Rio Tinto's chairman announced Wednesday he would step down over the mining giant's destruction of an ancient Aboriginal site to expand an iron ore mine.
The revelation Rio had blown up the 46,000-year-old rock shelters at Juukan Gorge in Western Australia sparked a public backlash and investor revolt that led the CEO and two top executives to resign in September.
The caves were one of the earliest known locations inhabited by Australia's Indigenous people and had contained some of the oldest Aboriginal artefacts ever found in the country.
Rio Tinto chairman Simon Thompson said the company's successes in 2020 -- which saw it pay out a record dividend to investors on the back of booming iron ore prices -- had been "overshadowed" by the destruction.
"As chairman, I am ultimately accountable for the failings that led to this tragic event," he said in a statement.
Thompson said he would not seek re-election at the company's annual general meetings in 2022, allowing a transition period until a replacement is appointed.

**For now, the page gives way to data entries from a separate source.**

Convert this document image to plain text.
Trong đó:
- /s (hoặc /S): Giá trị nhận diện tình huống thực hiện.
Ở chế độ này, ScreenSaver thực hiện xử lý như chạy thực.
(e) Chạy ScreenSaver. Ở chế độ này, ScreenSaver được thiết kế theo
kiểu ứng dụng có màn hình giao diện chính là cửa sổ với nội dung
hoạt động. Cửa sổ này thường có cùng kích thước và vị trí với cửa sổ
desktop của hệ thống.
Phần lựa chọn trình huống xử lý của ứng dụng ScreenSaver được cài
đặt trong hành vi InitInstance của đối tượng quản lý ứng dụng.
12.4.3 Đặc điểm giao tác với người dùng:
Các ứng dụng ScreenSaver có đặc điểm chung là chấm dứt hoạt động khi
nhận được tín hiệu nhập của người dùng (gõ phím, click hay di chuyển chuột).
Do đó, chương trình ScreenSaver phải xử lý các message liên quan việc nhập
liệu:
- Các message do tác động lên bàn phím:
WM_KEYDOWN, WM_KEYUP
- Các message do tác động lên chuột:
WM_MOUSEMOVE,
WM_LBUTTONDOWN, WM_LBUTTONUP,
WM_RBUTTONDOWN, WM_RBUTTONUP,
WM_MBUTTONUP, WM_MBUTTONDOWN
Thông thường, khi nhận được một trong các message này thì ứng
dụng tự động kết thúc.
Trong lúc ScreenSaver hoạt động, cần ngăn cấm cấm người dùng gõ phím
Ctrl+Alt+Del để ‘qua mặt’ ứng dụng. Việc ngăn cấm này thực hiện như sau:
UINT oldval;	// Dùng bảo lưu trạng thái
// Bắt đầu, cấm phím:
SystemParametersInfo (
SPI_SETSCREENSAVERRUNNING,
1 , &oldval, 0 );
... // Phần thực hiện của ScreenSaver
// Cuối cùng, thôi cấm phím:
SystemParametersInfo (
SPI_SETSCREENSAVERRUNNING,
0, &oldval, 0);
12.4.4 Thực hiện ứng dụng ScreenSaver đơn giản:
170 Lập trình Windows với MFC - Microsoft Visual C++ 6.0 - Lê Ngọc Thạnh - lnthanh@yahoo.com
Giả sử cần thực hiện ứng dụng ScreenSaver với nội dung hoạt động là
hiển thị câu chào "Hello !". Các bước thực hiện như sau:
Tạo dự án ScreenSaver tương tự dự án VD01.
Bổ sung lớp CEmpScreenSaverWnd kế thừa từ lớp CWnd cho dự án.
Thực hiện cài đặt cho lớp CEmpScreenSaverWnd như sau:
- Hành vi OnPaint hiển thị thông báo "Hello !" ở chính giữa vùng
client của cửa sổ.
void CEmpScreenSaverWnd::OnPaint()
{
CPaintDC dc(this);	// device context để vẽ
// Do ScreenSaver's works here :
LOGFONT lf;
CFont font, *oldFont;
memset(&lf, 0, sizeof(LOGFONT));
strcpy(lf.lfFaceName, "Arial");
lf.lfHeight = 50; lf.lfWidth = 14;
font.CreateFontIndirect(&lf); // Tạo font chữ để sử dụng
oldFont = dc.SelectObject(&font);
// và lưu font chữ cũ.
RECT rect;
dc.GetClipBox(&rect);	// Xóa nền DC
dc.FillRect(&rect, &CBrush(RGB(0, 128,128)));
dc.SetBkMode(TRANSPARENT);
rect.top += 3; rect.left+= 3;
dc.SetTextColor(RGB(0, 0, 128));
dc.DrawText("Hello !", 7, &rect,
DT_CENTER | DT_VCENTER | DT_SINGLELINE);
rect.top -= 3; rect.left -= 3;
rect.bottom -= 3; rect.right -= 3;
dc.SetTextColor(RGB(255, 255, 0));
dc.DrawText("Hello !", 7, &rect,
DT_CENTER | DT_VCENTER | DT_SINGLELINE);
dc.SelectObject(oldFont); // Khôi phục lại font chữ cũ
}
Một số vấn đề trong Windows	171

He called the destruction "a source of personal sadness and deep regret, as well as being a clear breach of our values as a company".
The site was considered sacred by the Puutu Kunti Kurrama and Pinikura (PKKP) people of Western Australia.
Though Rio Tinto had permission from the state government to blast in the area, the PKKP said they had warned that the placement of some explosives would destroy two heritage rock shelters.
A parliamentary inquiry into the destruction has recommended the mining firm pay restitution, rebuild the destroyed site and commit to a permanent moratorium on mining in the area.